Seven, Russia, Turkey, and Iran are in the lead in shaping the Syria policy, with clear strategic goals and, even more so, the means to achieve them.
Eight, on the other hand, a growing determination on the part of Russia, Iran, and Turkey is discernible to freeze out the United States from any role in shaping Syria’s geo-strategic future. Although the three countries would have tactical differences between them, broadly, Turkey will accommodate Russia and Iran so long as it has a free hand to check the Kurdish forces threatening its security. Significantly, the announcement on the rebooting of the Astana Process comes after the visit by Russian President Vladimir Putin to Turkey on November 19.
Nine, the crisis in Turkish-American relations not only persists but may even deepen in the period ahead.
Finally, the Trump administration’s calculations that its re-imposition of sanctions against Iran will either force Iran out of Syria or, better yet, produce a veritable collapse of the Iranian government are turning out to be a mere pipedream. In fact, the opposite has happened.
Iran is intensifying its coordination with Russia and Turkey, and is creating firewalls to protect its strategic gains in Syria. Again, it is clear by now that the US cannot count on the new government in Baghdad to act against Iranian interests.
On the other hand, the dangerous situation that has arisen on Israel’s border with Gaza (which was precipitated entirely by Israeli hardliners) and the ensuing mayhem in Israel’s domestic politics will seriously delimit Benjamin Netanyahu’s energy and resources to act as ‘spoiler’ in Syria. Moscow has openly snubbed Netanyahu lately by refusing him to schedule his visit.
Similarly, the widening cracks in the US-Saudi alliance in the downstream of the Khashoggi murder all but means an overall Saudi disengagement from the Syrian conflict. The UAE has already begun mending fences with the Syrian government, which would only have been possible with Saudi approval. (See my blog UAE, Saudi sense convergence with Syria.)
Suffice to say, the so-called Syrian opposition is finding itself rudderless. Their erstwhile mentors – US, Turkey, Saudi Arabia, UAE – have either reached a dead end or have turned to new priorities in their self-interests accepting the defeat in the Syrian conflict.

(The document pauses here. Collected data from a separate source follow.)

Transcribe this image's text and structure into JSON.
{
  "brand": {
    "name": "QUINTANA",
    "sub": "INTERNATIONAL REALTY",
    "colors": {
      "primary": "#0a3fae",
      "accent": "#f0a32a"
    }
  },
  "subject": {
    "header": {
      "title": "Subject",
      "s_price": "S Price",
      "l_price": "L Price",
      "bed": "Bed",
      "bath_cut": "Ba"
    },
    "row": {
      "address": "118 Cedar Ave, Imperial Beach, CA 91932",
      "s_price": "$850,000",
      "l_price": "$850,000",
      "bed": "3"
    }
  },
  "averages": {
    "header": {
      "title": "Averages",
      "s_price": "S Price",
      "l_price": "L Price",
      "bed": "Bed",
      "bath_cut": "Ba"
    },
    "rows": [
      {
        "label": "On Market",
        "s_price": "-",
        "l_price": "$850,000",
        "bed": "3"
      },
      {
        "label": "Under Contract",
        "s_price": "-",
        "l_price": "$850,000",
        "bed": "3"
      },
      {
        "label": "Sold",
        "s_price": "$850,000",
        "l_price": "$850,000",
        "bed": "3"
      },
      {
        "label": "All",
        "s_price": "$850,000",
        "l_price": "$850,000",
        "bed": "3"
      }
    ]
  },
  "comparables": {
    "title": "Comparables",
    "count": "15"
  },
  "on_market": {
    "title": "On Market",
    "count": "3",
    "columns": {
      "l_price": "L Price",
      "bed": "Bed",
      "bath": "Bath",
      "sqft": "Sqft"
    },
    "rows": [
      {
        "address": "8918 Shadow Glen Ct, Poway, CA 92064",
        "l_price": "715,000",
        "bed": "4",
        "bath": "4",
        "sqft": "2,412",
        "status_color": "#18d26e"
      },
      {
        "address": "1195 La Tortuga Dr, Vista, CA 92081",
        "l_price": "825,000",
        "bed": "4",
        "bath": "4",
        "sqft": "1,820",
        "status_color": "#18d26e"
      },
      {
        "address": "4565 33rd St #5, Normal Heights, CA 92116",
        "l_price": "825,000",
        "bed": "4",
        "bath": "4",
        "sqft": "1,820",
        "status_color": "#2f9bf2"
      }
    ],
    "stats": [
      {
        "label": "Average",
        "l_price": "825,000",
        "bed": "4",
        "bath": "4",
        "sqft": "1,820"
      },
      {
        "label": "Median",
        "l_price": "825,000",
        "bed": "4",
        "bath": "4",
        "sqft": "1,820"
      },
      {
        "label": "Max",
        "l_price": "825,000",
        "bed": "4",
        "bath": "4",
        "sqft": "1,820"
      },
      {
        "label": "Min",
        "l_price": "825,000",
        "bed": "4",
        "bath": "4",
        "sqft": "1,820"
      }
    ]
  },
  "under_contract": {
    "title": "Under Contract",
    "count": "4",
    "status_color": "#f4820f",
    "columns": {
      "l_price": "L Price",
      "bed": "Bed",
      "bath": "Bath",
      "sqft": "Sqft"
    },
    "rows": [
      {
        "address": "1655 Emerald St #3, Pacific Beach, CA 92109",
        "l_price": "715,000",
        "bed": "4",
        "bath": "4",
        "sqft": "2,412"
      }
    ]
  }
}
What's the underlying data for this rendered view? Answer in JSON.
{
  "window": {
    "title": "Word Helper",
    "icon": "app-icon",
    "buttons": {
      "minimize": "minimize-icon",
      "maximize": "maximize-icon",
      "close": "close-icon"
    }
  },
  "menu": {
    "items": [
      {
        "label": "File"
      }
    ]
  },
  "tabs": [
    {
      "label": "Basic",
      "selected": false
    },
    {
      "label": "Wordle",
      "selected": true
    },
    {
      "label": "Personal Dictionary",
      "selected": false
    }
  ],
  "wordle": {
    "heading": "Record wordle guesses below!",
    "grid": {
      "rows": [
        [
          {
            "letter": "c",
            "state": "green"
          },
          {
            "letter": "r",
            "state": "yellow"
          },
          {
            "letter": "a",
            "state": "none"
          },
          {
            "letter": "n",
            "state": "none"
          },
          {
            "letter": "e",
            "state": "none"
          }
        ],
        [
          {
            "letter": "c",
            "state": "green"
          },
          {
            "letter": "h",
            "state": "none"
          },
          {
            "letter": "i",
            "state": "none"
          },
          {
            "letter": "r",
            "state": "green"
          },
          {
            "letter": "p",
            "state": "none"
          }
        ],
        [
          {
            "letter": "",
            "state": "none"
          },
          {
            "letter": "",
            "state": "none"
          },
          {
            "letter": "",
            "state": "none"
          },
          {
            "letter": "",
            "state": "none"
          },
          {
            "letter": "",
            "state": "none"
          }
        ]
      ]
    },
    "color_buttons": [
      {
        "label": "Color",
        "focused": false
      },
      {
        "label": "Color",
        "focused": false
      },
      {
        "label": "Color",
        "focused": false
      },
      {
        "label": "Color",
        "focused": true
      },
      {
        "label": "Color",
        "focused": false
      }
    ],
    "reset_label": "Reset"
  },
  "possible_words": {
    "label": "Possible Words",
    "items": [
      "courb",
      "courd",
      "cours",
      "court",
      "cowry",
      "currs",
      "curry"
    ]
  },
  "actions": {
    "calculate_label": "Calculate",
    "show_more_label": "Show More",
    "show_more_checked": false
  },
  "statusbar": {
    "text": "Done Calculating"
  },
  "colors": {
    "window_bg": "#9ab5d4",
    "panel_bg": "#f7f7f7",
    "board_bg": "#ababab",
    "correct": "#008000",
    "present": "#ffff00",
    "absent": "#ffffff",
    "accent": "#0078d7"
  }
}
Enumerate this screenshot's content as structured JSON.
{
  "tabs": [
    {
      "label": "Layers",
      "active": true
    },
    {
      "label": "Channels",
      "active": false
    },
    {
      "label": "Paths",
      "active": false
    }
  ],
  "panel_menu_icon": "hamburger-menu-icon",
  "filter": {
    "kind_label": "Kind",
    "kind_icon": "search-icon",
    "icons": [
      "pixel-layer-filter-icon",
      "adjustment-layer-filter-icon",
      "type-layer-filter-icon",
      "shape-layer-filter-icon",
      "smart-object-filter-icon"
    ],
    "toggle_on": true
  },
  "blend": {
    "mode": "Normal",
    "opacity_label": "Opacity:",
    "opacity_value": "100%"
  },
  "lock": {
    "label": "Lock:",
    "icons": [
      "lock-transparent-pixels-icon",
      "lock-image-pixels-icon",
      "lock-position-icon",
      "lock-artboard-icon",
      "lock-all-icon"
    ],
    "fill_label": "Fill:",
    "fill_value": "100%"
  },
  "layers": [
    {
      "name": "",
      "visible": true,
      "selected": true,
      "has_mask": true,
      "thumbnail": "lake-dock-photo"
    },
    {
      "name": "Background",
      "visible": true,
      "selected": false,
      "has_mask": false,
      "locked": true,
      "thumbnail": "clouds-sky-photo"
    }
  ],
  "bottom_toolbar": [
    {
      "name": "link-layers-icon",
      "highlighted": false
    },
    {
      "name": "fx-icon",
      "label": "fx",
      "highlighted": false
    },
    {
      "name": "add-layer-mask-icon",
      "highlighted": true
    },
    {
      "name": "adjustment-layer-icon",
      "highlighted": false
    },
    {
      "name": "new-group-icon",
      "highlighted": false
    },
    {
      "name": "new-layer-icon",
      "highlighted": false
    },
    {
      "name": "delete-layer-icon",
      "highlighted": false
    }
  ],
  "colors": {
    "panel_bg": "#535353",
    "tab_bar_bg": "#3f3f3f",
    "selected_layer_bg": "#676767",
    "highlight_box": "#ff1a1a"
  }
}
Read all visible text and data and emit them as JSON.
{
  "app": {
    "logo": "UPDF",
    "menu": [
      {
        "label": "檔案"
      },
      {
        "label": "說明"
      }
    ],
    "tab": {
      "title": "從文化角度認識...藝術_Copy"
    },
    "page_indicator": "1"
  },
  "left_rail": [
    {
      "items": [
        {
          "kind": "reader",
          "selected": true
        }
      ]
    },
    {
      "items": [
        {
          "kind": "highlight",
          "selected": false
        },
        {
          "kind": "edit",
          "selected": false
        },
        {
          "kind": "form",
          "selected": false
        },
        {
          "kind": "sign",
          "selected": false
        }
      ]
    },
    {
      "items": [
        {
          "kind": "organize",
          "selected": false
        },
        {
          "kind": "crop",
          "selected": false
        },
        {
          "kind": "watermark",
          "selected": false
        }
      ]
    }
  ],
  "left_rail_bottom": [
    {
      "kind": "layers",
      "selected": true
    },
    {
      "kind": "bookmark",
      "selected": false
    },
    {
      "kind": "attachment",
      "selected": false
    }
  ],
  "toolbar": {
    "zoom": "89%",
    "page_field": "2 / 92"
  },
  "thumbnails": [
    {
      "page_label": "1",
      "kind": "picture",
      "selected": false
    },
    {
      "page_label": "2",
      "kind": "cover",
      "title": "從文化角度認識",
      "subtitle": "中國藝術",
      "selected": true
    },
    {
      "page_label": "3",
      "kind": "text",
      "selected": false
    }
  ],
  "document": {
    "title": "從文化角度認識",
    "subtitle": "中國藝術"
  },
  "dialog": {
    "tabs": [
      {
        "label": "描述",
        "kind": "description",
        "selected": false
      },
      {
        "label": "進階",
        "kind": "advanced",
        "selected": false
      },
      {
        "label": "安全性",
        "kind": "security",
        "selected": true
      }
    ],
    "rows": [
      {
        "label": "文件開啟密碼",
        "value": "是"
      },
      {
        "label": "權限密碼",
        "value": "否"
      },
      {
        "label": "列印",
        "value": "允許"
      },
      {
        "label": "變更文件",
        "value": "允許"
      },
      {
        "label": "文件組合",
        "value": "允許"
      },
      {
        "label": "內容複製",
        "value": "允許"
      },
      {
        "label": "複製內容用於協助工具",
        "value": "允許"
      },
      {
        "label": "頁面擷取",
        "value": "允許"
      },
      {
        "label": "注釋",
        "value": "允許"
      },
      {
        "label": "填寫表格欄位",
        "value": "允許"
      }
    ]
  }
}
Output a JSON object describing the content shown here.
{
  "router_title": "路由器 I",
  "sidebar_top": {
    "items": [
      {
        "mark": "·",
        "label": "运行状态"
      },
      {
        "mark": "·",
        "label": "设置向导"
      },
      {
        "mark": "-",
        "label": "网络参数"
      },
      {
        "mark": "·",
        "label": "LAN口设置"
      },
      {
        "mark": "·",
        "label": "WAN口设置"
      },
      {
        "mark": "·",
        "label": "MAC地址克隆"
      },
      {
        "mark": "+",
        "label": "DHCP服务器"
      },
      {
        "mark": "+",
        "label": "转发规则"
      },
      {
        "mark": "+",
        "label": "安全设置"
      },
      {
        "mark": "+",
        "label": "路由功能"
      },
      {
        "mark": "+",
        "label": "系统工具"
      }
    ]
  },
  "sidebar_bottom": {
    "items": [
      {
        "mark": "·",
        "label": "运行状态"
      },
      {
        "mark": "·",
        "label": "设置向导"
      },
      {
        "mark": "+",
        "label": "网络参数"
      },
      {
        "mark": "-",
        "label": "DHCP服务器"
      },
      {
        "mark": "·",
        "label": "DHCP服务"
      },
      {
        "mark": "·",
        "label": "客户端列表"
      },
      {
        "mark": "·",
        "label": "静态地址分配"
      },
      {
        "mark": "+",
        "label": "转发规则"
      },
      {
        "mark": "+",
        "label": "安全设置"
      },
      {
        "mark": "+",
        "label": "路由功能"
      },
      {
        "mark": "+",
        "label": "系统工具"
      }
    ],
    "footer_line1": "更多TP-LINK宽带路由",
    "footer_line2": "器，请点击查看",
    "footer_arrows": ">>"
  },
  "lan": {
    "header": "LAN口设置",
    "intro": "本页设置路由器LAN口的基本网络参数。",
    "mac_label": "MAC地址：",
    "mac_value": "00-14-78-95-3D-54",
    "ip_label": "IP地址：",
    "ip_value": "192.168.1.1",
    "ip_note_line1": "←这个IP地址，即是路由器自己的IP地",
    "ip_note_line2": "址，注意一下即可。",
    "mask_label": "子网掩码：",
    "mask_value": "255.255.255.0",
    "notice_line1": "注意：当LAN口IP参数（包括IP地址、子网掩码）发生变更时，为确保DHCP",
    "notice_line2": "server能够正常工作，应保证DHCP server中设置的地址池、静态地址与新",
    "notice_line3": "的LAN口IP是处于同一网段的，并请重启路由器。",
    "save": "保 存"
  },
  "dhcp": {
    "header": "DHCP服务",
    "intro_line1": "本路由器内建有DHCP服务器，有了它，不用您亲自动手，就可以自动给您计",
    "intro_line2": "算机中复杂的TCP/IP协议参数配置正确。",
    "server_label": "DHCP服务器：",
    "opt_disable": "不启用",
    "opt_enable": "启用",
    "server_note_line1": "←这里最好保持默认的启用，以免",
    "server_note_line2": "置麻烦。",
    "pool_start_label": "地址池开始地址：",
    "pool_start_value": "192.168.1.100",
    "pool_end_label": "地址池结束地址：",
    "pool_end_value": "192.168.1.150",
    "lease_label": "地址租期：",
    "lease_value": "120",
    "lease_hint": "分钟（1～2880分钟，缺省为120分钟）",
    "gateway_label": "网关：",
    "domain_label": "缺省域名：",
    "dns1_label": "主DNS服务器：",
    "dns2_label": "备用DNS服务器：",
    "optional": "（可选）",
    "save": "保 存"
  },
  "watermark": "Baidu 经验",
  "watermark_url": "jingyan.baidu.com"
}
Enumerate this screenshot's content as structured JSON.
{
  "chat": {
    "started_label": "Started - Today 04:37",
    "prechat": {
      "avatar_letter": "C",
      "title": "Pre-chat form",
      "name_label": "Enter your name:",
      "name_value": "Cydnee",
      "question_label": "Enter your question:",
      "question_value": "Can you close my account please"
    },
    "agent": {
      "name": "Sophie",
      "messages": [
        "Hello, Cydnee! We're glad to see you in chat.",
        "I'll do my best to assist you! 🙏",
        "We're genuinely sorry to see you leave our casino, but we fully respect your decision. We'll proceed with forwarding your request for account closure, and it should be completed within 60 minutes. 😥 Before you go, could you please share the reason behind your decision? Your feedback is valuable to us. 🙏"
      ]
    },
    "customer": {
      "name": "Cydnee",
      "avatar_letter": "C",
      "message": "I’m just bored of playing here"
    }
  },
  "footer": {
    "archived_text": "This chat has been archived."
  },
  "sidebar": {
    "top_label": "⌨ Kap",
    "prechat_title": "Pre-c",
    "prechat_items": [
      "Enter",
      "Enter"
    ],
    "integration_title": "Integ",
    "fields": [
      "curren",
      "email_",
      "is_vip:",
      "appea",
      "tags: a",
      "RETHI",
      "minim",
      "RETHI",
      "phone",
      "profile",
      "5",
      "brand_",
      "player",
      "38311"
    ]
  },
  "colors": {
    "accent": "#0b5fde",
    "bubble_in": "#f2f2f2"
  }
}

Meanwhile, the appointment of Norwegian diplomat Geir Pederson as the UN Secretary-General’s new special envoy for Syria becomes a positive factor. Russia has warmly noted that “we know him as an experienced and unbiased diplomat.” Pederson’s predecessor Staffan de Mistura was widely perceived as a sidekick of the US. Clearly, the Astana Process is not wasting time by kickstarting the work on a Syrian settlement even as Perdersen moves in.